It’s time to say goodbye to CodeIgniter

I’ve been a massive fan of the MVC programming pattern ever since I was introduced to it 4 or 5 years ago; the one thing that really helped me get to grips with MVC was writing my own core framework. Since then, I’ve been a CodeIgniter advocate – it was my framework of choice and it served me well – I had built my own libraries for authentication, social media integration plus many other “common” tasks and had developed an advanced knowledge of its workings… enough to make easy work of otherwise more time-consuming code tasks.

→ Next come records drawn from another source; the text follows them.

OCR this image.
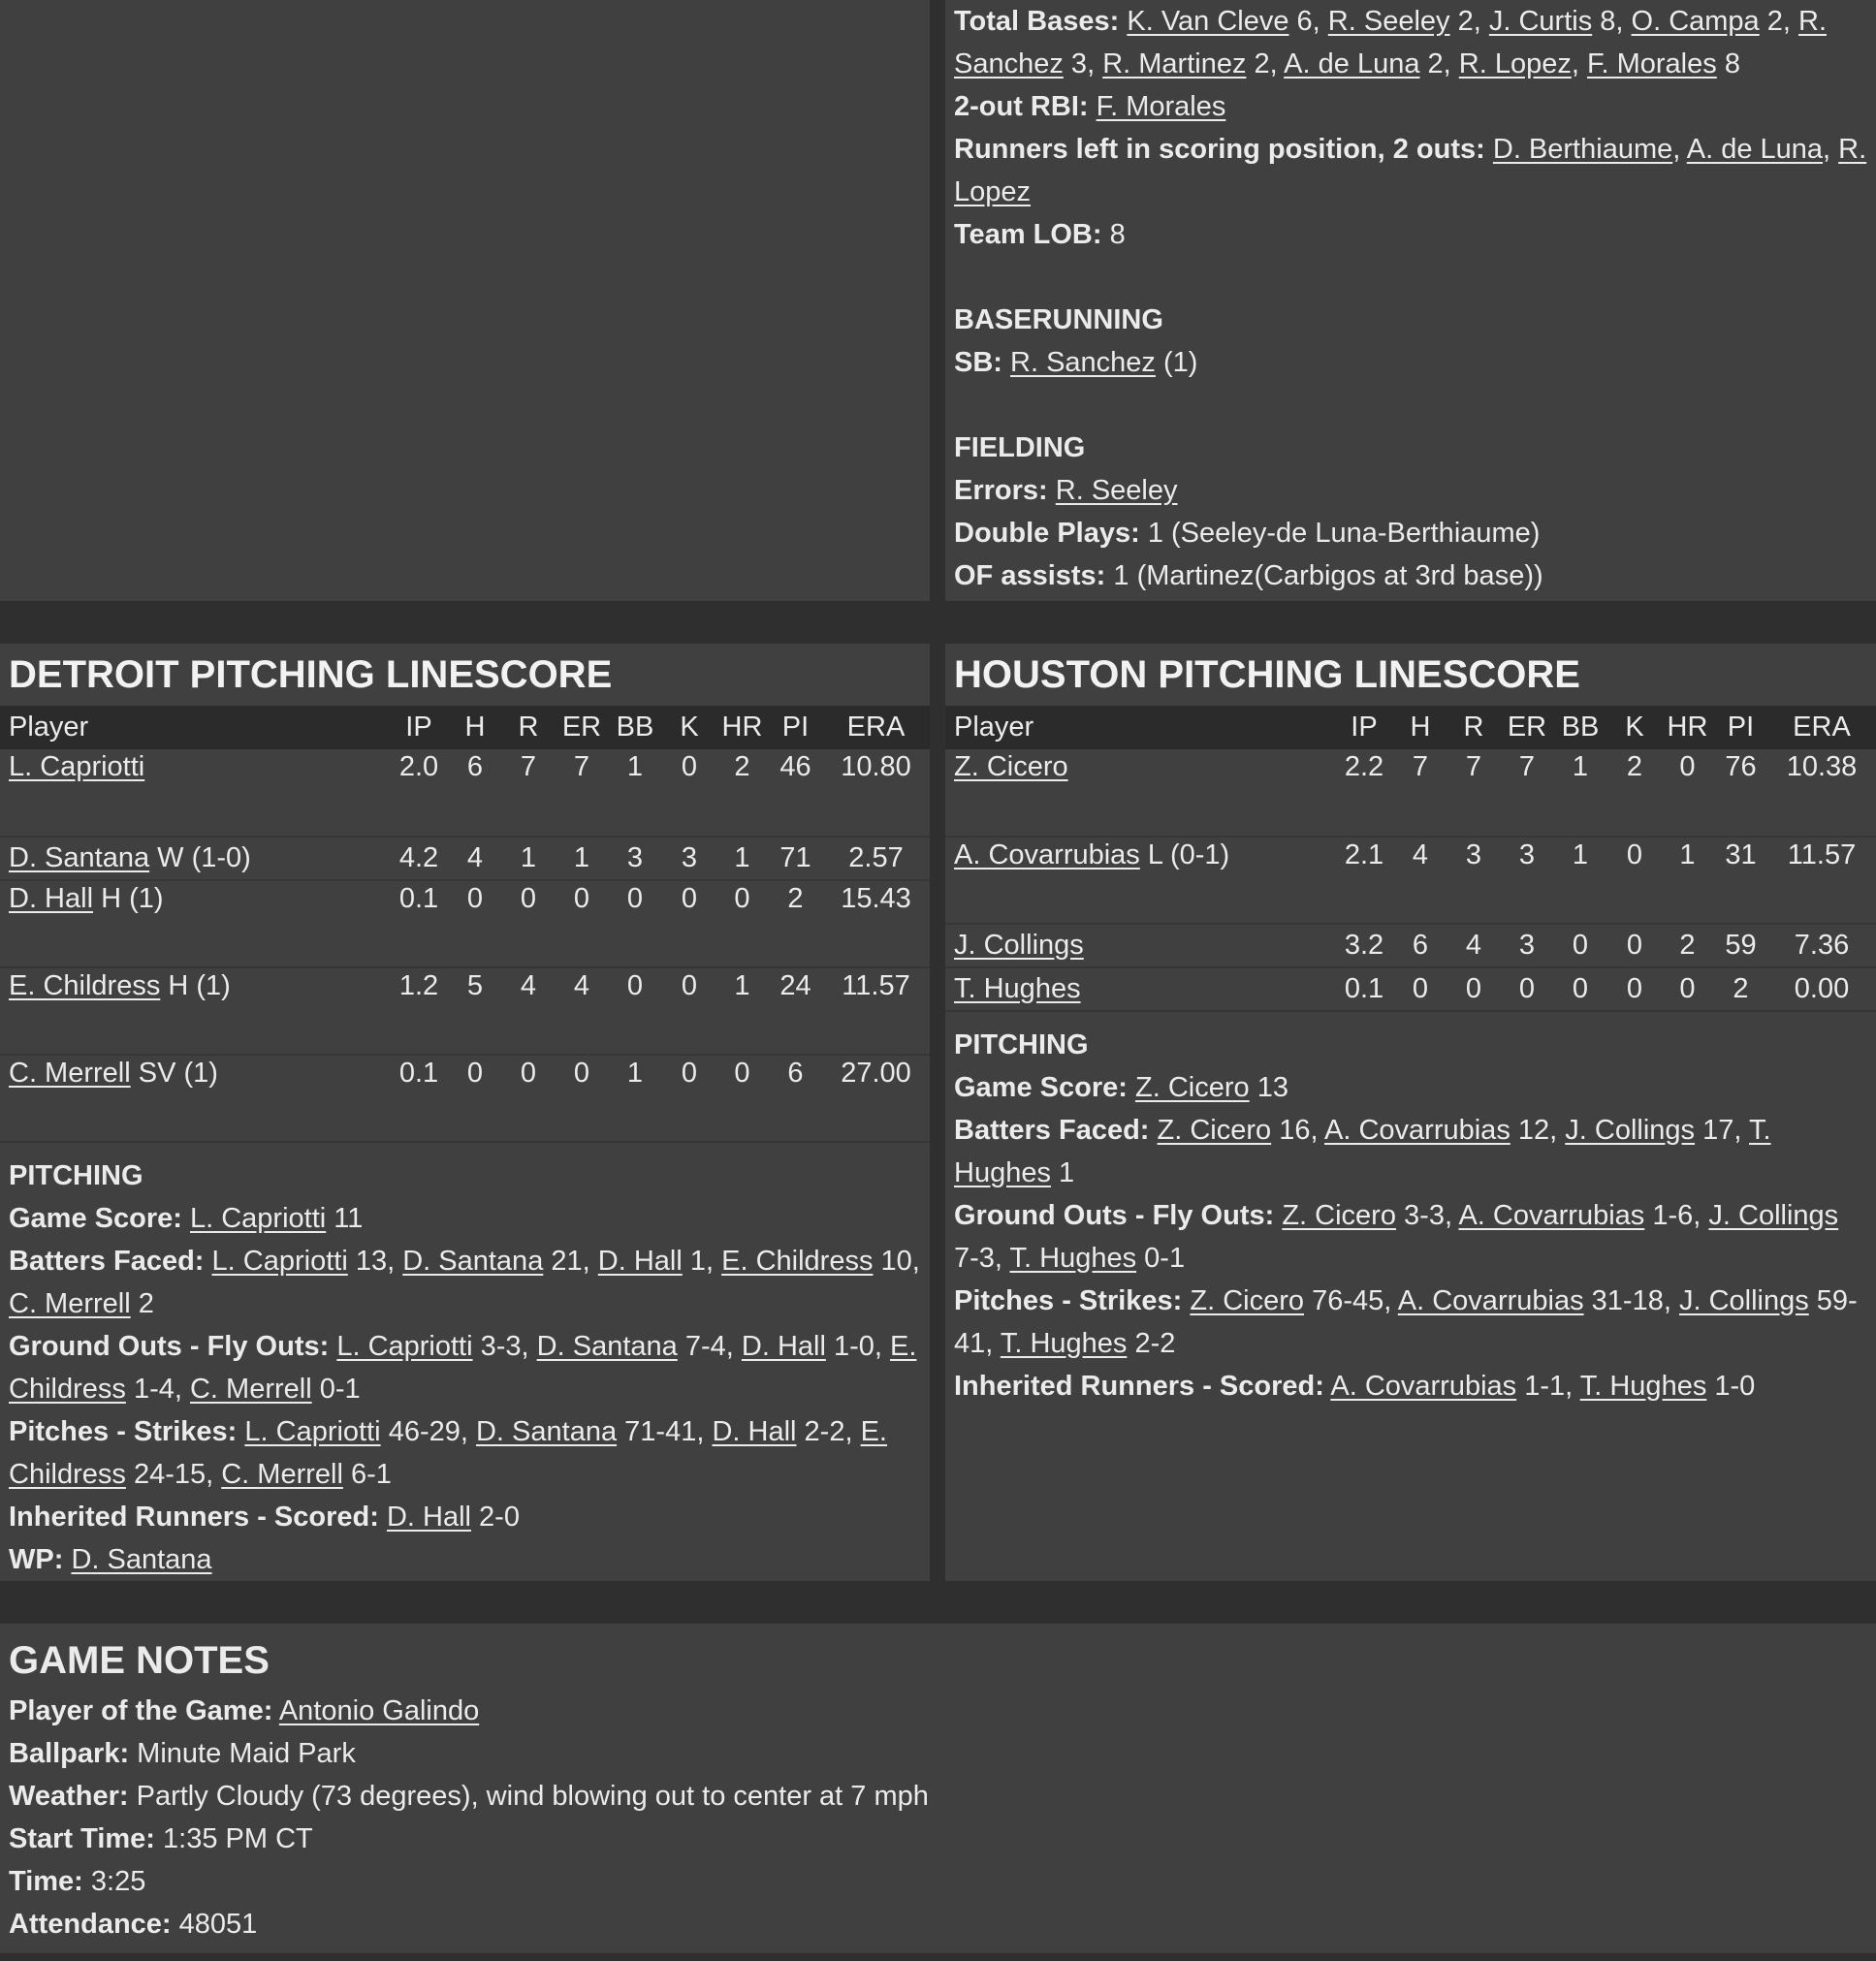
Total Bases: K. Van Cleve 6, R. Seeley 2, J. Curtis 8, O. Campa 2, R. Sanchez 3, R. Martinez 2, A. de Luna 2, R. Lopez, F. Morales 8
2-out RBI: F. Morales
Runners left in scoring position, 2 outs: D. Berthiaume, A. de Luna, R. Lopez
Team LOB: 8
BASERUNNING
SB: R. Sanchez (1)
FIELDING
Errors: R. Seeley
Double Plays: 1 (Seeley-de Luna-Berthiaume)
OF assists: 1 (Martinez(Carbigos at 3rd base))
DETROIT PITCHING LINESCORE
Player	IP	H	R	ER	BB	K	HR	PI	ERA
L. Capriotti	2.0	6	7	7	1	0	2	46	10.80
D. Santana W (1-0)	4.2	4	1	1	3	3	1	71	2.57
D. Hall H (1)	0.1	0	0	0	0	0	0	2	15.43
E. Childress H (1)	1.2	5	4	4	0	0	1	24	11.57
C. Merrell SV (1)	0.1	0	0	0	1	0	0	6	27.00
PITCHING
Game Score: L. Capriotti 11
Batters Faced: L. Capriotti 13, D. Santana 21, D. Hall 1, E. Childress 10, C. Merrell 2
Ground Outs - Fly Outs: L. Capriotti 3-3, D. Santana 7-4, D. Hall 1-0, E. Childress 1-4, C. Merrell 0-1
Pitches - Strikes: L. Capriotti 46-29, D. Santana 71-41, D. Hall 2-2, E. Childress 24-15, C. Merrell 6-1
Inherited Runners - Scored: D. Hall 2-0
WP: D. Santana
HOUSTON PITCHING LINESCORE
Player	IP	H	R	ER	BB	K	HR	PI	ERA
Z. Cicero	2.2	7	7	7	1	2	0	76	10.38
A. Covarrubias L (0-1)	2.1	4	3	3	1	0	1	31	11.57
J. Collings	3.2	6	4	3	0	0	2	59	7.36
T. Hughes	0.1	0	0	0	0	0	0	2	0.00
PITCHING
Game Score: Z. Cicero 13
Batters Faced: Z. Cicero 16, A. Covarrubias 12, J. Collings 17, T. Hughes 1
Ground Outs - Fly Outs: Z. Cicero 3-3, A. Covarrubias 1-6, J. Collings 7-3, T. Hughes 0-1
Pitches - Strikes: Z. Cicero 76-45, A. Covarrubias 31-18, J. Collings 59-41, T. Hughes 2-2
Inherited Runners - Scored: A. Covarrubias 1-1, T. Hughes 1-0
GAME NOTES
Player of the Game: Antonio Galindo
Ballpark: Minute Maid Park
Weather: Partly Cloudy (73 degrees), wind blowing out to center at 7 mph
Start Time: 1:35 PM CT
Time: 3:25
Attendance: 48051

However in 2015 it’s very much outdated, and with little to no development going on it’s being left for dust. Just some of the things I wish were in CodeIgniter but aren’t (or aren’t implemented very well):

  • Namespacing
  • Scheduling
  • Decent templating
  • Advanced routing
  • Middleware
  • Composer!
  • PSR-2
  • Decent autoloading

With this thought in mind, I went and had a look on what’s on offer today – and why you should try them. After running through as many as I could find, I settled on Laravel as my next learning target. Just a few reasons why:

It’s got namespacing!
Definitely a sore point with CodeIgniter… want a model and controller for the same purpose? Sure, but you can’t call the classes the same thing. Très annoying!

I discovered this one today, but I’ve worked on numerous projects where I’ve had as many as 10 cron jobs configured, because there was no nice way of getting this to work with CodeIgniter. wget was generally your friend.

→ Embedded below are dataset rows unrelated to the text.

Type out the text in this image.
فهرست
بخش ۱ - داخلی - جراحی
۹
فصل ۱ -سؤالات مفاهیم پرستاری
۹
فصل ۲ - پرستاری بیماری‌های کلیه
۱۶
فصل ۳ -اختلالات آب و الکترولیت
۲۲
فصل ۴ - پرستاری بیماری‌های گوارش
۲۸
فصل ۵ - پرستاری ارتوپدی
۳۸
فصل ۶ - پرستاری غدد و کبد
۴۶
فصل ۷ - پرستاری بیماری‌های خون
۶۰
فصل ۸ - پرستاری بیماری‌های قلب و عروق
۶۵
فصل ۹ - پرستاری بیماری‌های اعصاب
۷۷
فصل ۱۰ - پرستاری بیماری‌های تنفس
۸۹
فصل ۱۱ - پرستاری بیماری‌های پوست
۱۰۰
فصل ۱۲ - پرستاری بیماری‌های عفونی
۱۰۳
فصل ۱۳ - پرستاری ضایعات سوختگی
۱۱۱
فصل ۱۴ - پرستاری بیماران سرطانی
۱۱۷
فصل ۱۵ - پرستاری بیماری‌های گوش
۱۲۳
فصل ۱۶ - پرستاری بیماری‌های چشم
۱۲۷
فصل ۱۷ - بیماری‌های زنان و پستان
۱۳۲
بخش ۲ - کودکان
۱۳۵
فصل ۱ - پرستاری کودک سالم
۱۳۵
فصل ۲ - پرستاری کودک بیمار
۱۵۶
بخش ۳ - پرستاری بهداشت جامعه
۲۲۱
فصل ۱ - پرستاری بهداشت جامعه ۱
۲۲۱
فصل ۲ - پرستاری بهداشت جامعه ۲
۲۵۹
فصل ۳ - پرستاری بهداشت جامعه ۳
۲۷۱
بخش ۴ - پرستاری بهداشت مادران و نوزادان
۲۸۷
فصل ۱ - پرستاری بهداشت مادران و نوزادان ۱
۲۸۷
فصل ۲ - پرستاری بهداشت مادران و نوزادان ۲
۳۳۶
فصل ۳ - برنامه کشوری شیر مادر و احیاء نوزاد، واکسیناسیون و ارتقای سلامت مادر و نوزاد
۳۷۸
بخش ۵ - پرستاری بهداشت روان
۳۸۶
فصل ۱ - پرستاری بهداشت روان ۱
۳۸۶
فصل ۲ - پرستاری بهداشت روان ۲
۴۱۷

What Laravel does is actually quite neat (and, for those with Magento experience, similar to Magento). You create a single cron job to point at Artisan with a parameter of schedule:run, then create your jobs in “console commands” – absolute genius. You can even set up scheduled external commands this way, so updating composer automatically on a schedule suddenly becomes really simple!

Decent templating
The Blade templating engine built into Laravel is quite a powerful beast – you can still use PHP code in your views if you really, really want to. My problem with that is that it makes the code quite ugly to read. Working with Blade is a breeze, and I wish I had used something like this a lot sooner.

Advanced routing
Speaks for itself, but what I really like is how easy it is to send different request methods for the same URL to different controller methods (or different controllers entirely).

I had never used middleware until last year, but it’s a seriously useful feature for performing actions on every route, or a selection of routes, without having to inject code into route methods all over the place. Maintainability just got better!

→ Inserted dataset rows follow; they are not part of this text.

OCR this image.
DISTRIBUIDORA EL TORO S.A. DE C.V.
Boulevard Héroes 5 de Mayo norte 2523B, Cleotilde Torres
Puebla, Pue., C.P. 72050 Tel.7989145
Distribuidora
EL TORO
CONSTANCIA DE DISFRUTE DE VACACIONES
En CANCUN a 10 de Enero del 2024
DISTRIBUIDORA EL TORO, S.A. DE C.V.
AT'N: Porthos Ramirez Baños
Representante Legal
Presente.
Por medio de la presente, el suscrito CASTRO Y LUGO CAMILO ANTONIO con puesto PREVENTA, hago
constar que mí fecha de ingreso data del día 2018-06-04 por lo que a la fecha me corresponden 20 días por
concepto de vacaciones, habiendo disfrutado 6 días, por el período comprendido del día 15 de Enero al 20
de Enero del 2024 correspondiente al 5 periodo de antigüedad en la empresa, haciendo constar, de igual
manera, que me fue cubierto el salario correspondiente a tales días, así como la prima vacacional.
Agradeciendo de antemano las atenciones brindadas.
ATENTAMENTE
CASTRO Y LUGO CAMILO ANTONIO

I never really understood the point in Composer. Yes, I was really slow to pick up on this as a developer… quite a big regret. But once I realised how it could benefit me, I’m always looking for ways to speed up project development by using Composer. Since Laravel is built around it, I’ve got to see its power. And I love it!

Coding standards were never really something I came across until the start of 2014. I had developed a clean way of coding that was massively readable and maintainable, but this was through experience. To my surprise it wasn’t much different to PSR-2 – a few changes here and there, but my code follows PSR-2 coding standards now. Laravel will also conform to PSR-2 in v5.1.

PSR-4 autoloading
CodeIgniter’s autoload features were bloody awful! That’s no exaggeration – I don’t miss them. Laravel’s autoloading is great, and I’ve never yet had to worry about getting something loaded in.

There are many more reasons, like the Eloquent ORM being great (in some respects), but the list above are some of the most useful features I’ve come across in Laravel that I’m not used to!